Au fil des saisons, Amédée Hiault a su trouver un équilibre parmi ses trois activités, entre les surfaces cultivées, les temps de la transformation et les investissements nécessaires. « C’est une perpétuelle remise en question », précise-t-il d’autant qu’il tient à préserver cinq semaines de congés par an. Le céréalier a opté pour un itinéraire technique assez simple pour pouvoir se consacrer à la transformation.
Il cultive uniquement du blé rouge de Bordeaux, une variété ancienne qui apporte les protéines nécessaires pour le pain, sans fertilisation. « Je n’ajoute plus de fumier depuis que j’ai pris conscience de l’impact sur l’empreinte carbone. Je privilégie les engrais verts, comme la luzerne et le trèfle », indique Amédée ajoutant avec un brin de militantisme, « il y aurait des milliers d’euros à gagner sur bien des fermes en misant sur l’agronomie et non sur les conseils des commerciaux ». Avec des semences fermières, ses achats extérieurs se limitent au fioul et à l’huile.
Ventes sur commande
Du côté de la meunerie, Amédée a débuté avec un moulin type Astrié de 15 kg/h. Au bout de dix ans, il en a acheté un autre, de 30 kg/h. Ce dernier lui permet d’arrêter le moulin le week-end et d’avoir un équipement de secours en cas de panne, donc moins de stress. Lors de son installation en 2006, Amédée a pris le temps d’aménager lui-même le fournil afin de diminuer les coûts. « Au même moment, l’Amap de Mer s’est créée. Elle m’a garanti 40 kg de pain chaque semaine. J’ai pu aller voir le banquier pour l’achat du four. »

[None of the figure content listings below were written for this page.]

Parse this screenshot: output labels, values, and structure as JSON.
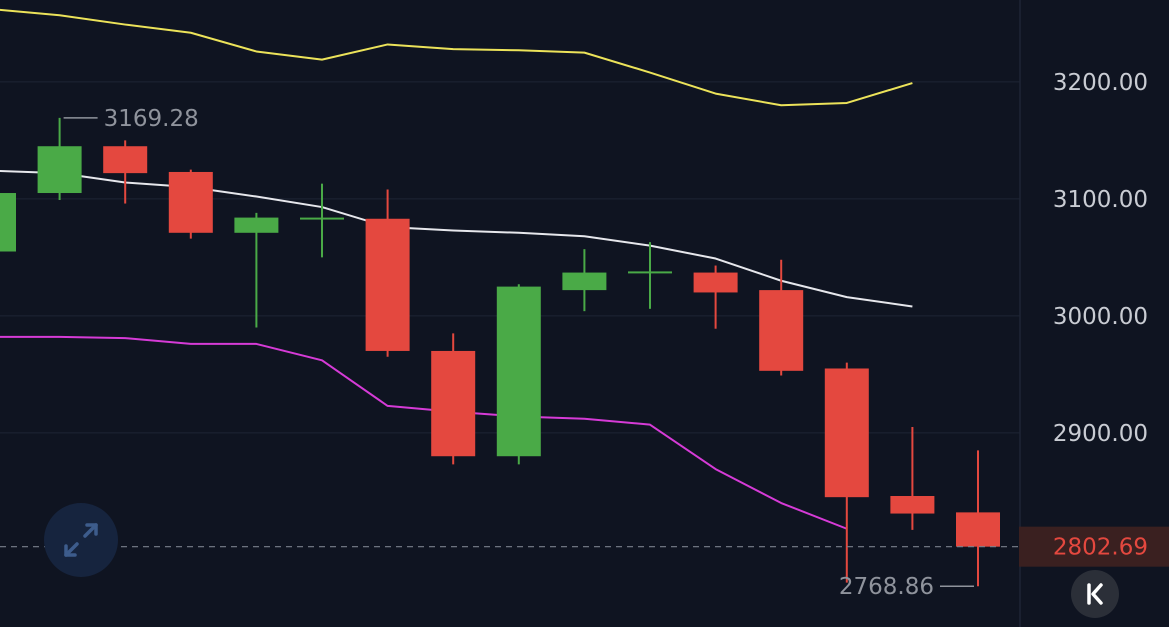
{
  "chart_data": {
    "type": "candlestick",
    "ylim": [
      2740,
      3270
    ],
    "y_ticks": [
      3200,
      3100,
      3000,
      2900
    ],
    "y_tick_labels": [
      "3200.00",
      "3100.00",
      "3000.00",
      "2900.00"
    ],
    "grid": true,
    "candles": [
      {
        "open": 3055,
        "high": 3105,
        "low": 3055,
        "close": 3105
      },
      {
        "open": 3105,
        "high": 3169.28,
        "low": 3099,
        "close": 3145
      },
      {
        "open": 3145,
        "high": 3150,
        "low": 3096,
        "close": 3122
      },
      {
        "open": 3123,
        "high": 3125,
        "low": 3066,
        "close": 3071
      },
      {
        "open": 3071,
        "high": 3088,
        "low": 2990,
        "close": 3084
      },
      {
        "open": 3084,
        "high": 3113,
        "low": 3050,
        "close": 3084
      },
      {
        "open": 3083,
        "high": 3108,
        "low": 2965,
        "close": 2970
      },
      {
        "open": 2970,
        "high": 2985,
        "low": 2873,
        "close": 2880
      },
      {
        "open": 2880,
        "high": 3027,
        "low": 2873,
        "close": 3025
      },
      {
        "open": 3022,
        "high": 3057,
        "low": 3004,
        "close": 3037
      },
      {
        "open": 3038,
        "high": 3063,
        "low": 3006,
        "close": 3038
      },
      {
        "open": 3037,
        "high": 3043,
        "low": 2989,
        "close": 3020
      },
      {
        "open": 3022,
        "high": 3048,
        "low": 2949,
        "close": 2953
      },
      {
        "open": 2955,
        "high": 2960,
        "low": 2772,
        "close": 2845
      },
      {
        "open": 2846,
        "high": 2905,
        "low": 2817,
        "close": 2831
      },
      {
        "open": 2832,
        "high": 2885,
        "low": 2768.86,
        "close": 2802.69
      }
    ],
    "series": [
      {
        "color": "#ece35a",
        "values": [
          3262,
          3257,
          3249,
          3242,
          3226,
          3219,
          3232,
          3228,
          3227,
          3225,
          3208,
          3190,
          3180,
          3182,
          3199
        ]
      },
      {
        "color": "#e6e7ec",
        "values": [
          3124,
          3122,
          3114,
          3110,
          3102,
          3093,
          3076,
          3073,
          3071,
          3068,
          3060,
          3049,
          3030,
          3016,
          3008
        ]
      },
      {
        "color": "#d63bd7",
        "values": [
          2982,
          2982,
          2981,
          2976,
          2976,
          2962,
          2923,
          2918,
          2914,
          2912,
          2907,
          2869,
          2840,
          2818
        ]
      }
    ],
    "annotations": {
      "high_label": "3169.28",
      "low_label": "2768.86"
    },
    "last_price": {
      "value": 2802.69,
      "label": "2802.69"
    },
    "colors": {
      "up": "#4aaa47",
      "down": "#e4483f",
      "grid": "#1f2535",
      "axis_text": "#c9ccd3",
      "annotation": "#8f939c"
    }
  },
  "ui": {
    "expand_icon": "expand-arrows-icon",
    "back_icon": "skip-to-start-icon"
  }
}
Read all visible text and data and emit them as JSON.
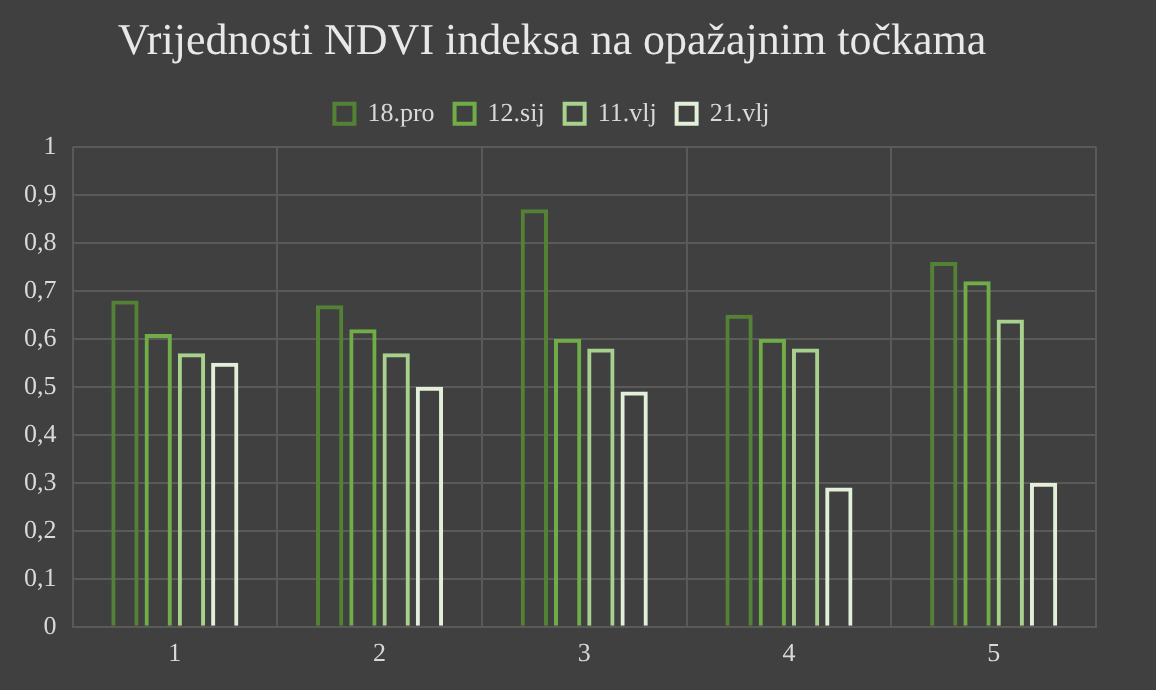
{
  "chart_data": {
    "type": "bar",
    "title": "Vrijednosti NDVI indeksa na opažajnim točkama",
    "categories": [
      "1",
      "2",
      "3",
      "4",
      "5"
    ],
    "series": [
      {
        "name": "18.pro",
        "color": "#548235",
        "values": [
          0.68,
          0.67,
          0.87,
          0.65,
          0.76
        ]
      },
      {
        "name": "12.sij",
        "color": "#70ad47",
        "values": [
          0.61,
          0.62,
          0.6,
          0.6,
          0.72
        ]
      },
      {
        "name": "11.vlj",
        "color": "#a9d18e",
        "values": [
          0.57,
          0.57,
          0.58,
          0.58,
          0.64
        ]
      },
      {
        "name": "21.vlj",
        "color": "#e2f0d9",
        "values": [
          0.55,
          0.5,
          0.49,
          0.29,
          0.3
        ]
      }
    ],
    "ylim": [
      0,
      1
    ],
    "yticks": [
      0,
      {
        "value": 0.1,
        "label": "0,1"
      },
      {
        "value": 0.2,
        "label": "0,2"
      },
      {
        "value": 0.3,
        "label": "0,3"
      },
      {
        "value": 0.4,
        "label": "0,4"
      },
      {
        "value": 0.5,
        "label": "0,5"
      },
      {
        "value": 0.6,
        "label": "0,6"
      },
      {
        "value": 0.7,
        "label": "0,7"
      },
      {
        "value": 0.8,
        "label": "0,8"
      },
      {
        "value": 0.9,
        "label": "0,9"
      },
      1
    ],
    "grid": true,
    "legend": "top"
  }
}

Aujourd’hui, il livre deux Amap et un restaurateur en pain et trois boulangeries en farine. Des circuits de vente pour lesquels il ne trouve que des avantages. « Toutes les ventes sont sur commande, je n’ai aucune perte. Les boulangeries viennent chercher la farine et je peux prendre le temps de discuter avec les clients, de voir leur satisfaction. »
Mais il n’en a pas toujours été ainsi. Pendant plusieurs années, l’agriculteur vendait entre 50 et 80 kg de pain en un marché, le vendredi soir. Quand sa salariée lui a annoncé qu’elle arrêtait, il a renoncé à ce débouché. « Je travaillais de 5 h à 22 h le vendredi. Je relançais une fournée de 30 kg le samedi, c’était trop physiquement. La santé financière de mon entreprise était excellente, j’ai pu arrêter. » Amédée a deux salariés, deux jours par semaine, pour l’aider (déchaumage, manutention, vente).
« Je pourrais prendre des commandes de restaurants orléanais, mais je me heurte à un problème de main-d’œuvre », déplore le boulanger, qui juge sa production « bien suffisante ». Amédée préfère développer d’autres projets, comme ouvrir un lieu pédagogique autour de l’agriculture, de la biodiversité et du pain, pour « faire vivre des émotions aux enfants » précise-t-il, avec un grand sourire.